顧筠伏在顧老夫人的腿上,“我知道的,知道祖母心疼我,我什么都好,祖母不用掛念我,裴殊他對我很好,凡事拎的清,英國公府我們不會再回去了”
顧筠絮絮叨叨說了很多在家的事,種地,養雞,說以后會給祖母送麻醬,就交到祖母身邊的嬤嬤手里,還說年禮有盒子草莓,是給她的。
顧老夫人道“難為你有這份孝心。”
和顧老夫人說了一刻鐘的話,老人家體力不支,睡了過去。
顧筠給老夫人蓋上被子,悄悄退了出去,李氏還在等她。
見了女兒,李氏只有哭的份兒,眼淚止不住地往下流,母女倆抱頭哭了好一會兒,李氏把顧承霖打發走,由衷笑道“看著高了,還胖了些。”
李氏捏了捏顧筠的腰身,是細的,可別處長了不少,“你這阿筠,娘得叮囑你幾句,嫁了人,身邊又沒有個向著你的長輩,你得自己當心,可看過大夫”
顧筠知道李氏說的是何事,“娘你忘啦,女兒就看醫書,自己什么樣還不清楚嗎。”
她年前才和裴殊圓房,哪兒能那么快。
李氏拍拍心口,“那娘就放心了,還是早早生下孩子,清韻和綠勺”
陪嫁丫頭為了干啥不用明說,李氏做妾的,知道做妾的艱辛,更知道顧夫人對自己的不喜,可是時下男子十有八九都納妾,指望情誼,那玩意能當飯吃嗎。

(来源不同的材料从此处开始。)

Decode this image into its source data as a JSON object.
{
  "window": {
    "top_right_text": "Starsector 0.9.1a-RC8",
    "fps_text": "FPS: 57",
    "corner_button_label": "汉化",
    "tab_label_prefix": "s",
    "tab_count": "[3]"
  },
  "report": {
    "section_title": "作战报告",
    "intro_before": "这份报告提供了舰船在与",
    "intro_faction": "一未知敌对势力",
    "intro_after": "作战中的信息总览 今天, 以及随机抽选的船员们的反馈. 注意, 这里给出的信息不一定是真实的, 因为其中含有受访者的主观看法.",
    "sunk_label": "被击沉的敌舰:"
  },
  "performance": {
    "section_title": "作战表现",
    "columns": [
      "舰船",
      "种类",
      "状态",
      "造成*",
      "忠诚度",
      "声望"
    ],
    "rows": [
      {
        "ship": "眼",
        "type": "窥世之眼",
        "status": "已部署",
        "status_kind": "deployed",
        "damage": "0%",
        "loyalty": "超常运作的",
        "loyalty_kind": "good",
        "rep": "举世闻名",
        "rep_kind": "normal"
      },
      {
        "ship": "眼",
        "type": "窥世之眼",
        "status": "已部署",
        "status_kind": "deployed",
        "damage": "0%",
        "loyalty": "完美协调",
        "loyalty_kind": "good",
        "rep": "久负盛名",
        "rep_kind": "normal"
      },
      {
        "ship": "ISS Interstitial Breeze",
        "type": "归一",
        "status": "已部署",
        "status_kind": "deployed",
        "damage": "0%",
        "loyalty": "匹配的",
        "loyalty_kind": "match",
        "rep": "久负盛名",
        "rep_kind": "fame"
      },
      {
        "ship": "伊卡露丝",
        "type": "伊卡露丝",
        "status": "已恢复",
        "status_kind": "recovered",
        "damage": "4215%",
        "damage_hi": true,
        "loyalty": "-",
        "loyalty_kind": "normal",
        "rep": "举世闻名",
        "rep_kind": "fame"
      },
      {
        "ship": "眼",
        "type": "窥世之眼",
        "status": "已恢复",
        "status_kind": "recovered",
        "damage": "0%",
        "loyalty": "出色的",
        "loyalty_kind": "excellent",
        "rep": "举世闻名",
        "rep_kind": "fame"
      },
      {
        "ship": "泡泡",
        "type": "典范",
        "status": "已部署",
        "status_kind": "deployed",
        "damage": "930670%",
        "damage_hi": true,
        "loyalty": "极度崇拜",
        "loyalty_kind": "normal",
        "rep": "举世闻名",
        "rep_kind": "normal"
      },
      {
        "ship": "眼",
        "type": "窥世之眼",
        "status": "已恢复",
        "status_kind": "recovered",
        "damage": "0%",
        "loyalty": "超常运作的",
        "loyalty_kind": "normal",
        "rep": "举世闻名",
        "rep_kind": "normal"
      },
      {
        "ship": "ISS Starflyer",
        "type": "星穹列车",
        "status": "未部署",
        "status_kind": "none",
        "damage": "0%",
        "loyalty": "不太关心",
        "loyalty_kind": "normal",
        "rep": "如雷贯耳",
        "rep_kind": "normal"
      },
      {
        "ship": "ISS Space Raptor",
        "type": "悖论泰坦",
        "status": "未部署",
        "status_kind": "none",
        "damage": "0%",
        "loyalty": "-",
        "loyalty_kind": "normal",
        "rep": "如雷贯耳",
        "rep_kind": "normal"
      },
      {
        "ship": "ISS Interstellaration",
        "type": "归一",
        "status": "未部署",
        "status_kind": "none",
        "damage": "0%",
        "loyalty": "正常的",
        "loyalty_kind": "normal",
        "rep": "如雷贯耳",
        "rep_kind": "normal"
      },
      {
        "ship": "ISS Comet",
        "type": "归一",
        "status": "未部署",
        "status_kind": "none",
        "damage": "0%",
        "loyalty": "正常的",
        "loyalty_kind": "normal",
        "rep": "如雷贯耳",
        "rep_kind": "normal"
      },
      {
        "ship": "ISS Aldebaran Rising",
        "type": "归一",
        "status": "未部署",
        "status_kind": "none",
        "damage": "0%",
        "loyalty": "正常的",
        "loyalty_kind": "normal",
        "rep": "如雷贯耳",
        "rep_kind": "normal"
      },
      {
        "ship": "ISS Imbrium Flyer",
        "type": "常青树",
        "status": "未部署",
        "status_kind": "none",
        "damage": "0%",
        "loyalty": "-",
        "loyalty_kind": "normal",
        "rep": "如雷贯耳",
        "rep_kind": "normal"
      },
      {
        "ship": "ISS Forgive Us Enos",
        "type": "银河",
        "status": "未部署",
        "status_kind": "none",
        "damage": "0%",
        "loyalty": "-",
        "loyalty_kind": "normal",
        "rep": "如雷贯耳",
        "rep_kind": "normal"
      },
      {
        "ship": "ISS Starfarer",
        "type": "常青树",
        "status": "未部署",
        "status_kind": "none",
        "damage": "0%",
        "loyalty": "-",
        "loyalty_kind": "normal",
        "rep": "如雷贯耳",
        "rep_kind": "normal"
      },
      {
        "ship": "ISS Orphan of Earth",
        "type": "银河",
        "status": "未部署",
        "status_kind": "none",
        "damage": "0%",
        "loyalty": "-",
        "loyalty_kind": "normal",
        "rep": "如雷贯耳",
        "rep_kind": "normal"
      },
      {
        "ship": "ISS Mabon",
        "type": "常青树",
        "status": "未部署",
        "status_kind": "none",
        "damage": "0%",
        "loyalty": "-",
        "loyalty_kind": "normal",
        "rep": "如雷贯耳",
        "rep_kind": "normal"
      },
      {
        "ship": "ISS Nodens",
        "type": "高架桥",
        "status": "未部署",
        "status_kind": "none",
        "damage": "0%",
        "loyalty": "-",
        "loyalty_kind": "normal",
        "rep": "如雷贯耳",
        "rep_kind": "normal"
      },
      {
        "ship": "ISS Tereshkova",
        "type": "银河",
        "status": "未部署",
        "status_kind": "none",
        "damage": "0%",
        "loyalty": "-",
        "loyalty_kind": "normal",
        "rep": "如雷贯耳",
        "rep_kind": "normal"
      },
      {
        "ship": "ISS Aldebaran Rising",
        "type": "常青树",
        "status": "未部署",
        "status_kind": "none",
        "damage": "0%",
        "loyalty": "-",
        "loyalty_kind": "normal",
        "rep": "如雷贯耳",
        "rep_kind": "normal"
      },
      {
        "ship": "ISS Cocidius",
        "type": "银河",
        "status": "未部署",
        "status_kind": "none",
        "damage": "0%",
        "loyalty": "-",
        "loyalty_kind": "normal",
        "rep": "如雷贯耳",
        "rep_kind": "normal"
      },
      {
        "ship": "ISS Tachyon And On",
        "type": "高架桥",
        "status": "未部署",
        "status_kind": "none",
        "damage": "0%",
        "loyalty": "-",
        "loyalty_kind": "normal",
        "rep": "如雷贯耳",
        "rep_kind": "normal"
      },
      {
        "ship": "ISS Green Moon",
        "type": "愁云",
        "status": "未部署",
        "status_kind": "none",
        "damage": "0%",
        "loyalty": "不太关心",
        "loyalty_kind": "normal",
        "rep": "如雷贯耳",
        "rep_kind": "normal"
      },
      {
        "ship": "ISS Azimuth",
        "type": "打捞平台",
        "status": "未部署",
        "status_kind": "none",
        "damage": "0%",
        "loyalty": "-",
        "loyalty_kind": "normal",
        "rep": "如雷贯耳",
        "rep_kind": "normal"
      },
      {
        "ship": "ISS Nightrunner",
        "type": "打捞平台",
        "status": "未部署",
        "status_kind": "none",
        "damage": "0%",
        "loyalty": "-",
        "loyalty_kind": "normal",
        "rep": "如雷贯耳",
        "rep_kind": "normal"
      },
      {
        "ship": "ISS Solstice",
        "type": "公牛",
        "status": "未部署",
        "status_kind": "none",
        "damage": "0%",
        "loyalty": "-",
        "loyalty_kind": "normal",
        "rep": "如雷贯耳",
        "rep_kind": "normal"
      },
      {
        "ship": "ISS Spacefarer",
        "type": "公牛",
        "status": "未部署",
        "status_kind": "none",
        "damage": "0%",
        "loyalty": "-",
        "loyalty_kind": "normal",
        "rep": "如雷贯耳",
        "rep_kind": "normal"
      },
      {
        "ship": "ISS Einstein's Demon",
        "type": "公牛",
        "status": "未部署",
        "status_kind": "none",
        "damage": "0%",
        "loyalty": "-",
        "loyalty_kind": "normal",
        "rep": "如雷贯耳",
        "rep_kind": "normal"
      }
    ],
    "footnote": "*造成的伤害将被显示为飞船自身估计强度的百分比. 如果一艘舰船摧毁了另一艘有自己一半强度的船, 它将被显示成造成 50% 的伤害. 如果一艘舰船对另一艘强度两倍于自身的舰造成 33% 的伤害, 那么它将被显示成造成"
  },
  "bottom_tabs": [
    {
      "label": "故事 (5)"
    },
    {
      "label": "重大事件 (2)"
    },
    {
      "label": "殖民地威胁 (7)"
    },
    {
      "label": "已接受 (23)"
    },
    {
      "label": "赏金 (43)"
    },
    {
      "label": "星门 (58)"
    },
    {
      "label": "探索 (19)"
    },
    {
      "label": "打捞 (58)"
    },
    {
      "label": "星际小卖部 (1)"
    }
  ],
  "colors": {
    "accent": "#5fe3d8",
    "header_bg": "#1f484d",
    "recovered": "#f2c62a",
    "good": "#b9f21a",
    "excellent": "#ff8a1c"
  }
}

顧筠急忙打斷李氏,“娘您聽我說,我和夫君一同離開國公府,相扶互持才有了今天的日子,無論如何我也不會主動給夫君納妾的,若是他日他變了心,我頂多會傷心難過一段時間,我還有錢財。”
“道理女兒都懂得,我不想傷了夫妻情分。”
李氏不方便再勸,顧筠向來是個聰慧的,拿捏裴殊還不算什么。
“那生孩子也是要緊事,聽到了沒,萬事留個心眼兒,娘這不用你操心,承霖還小,夫人仁義,等他長大了就出府,娘還等著抱外孫呢。家里的事兒能推就推,他們又不是你親兄弟,以后承霖你能拉扯一把就好。”李氏就這么兩個孩子,那時裴家出事,她一夜一夜地睡不著。
顧筠道“女兒分得清親疏遠近,夫君也是如此,娘你放心。”
母女倆說著話,外頭來了人,說是顧夫人請顧筠過去和大姑娘說話,顧筠站了起來,臨走塞給李氏五百兩銀子,筆墨鋪子賺的錢,承霖去私塾讀書,上下都得打點。
李氏一個姨娘,只能靠平陽侯手里漏一點,日子過得拮據。
不過她只要兒女好,就夠了,其他的又算的了什么呢。
等顧筠生了孩子就明白了。
顧筠去了正院,顧夫人拉著顧襄的手過來,“你們姐妹倆好好說說話。”
顧襄神色淡淡,大約是因為庶出妹妹比她過得好,比她體面,心里覺得不得勁,她并沒有像顧夫人希望的那樣,和顧筠說一堆話,只是說了幾句。
顧筠松了口氣,顧襄這樣最好,不然還得花時間應付。
顧夫人看在眼里急在心里,女婿仕途不順,顧襄婆婆又往女兒房里塞人,怎么如意。
倘若和顧筠交好,看在顧筠的面子上,也不會這般
顧襄的確是不舒服,回娘家就是男人說男人的話,女人聚在一處,隔面紗線繡的屏風。
她看著自己夫君在那兒恭維裴殊,明明以前說過裴殊的壞話,說他算什么東西,他就是個廢物,別的不行,就是命好才娶了顧筠。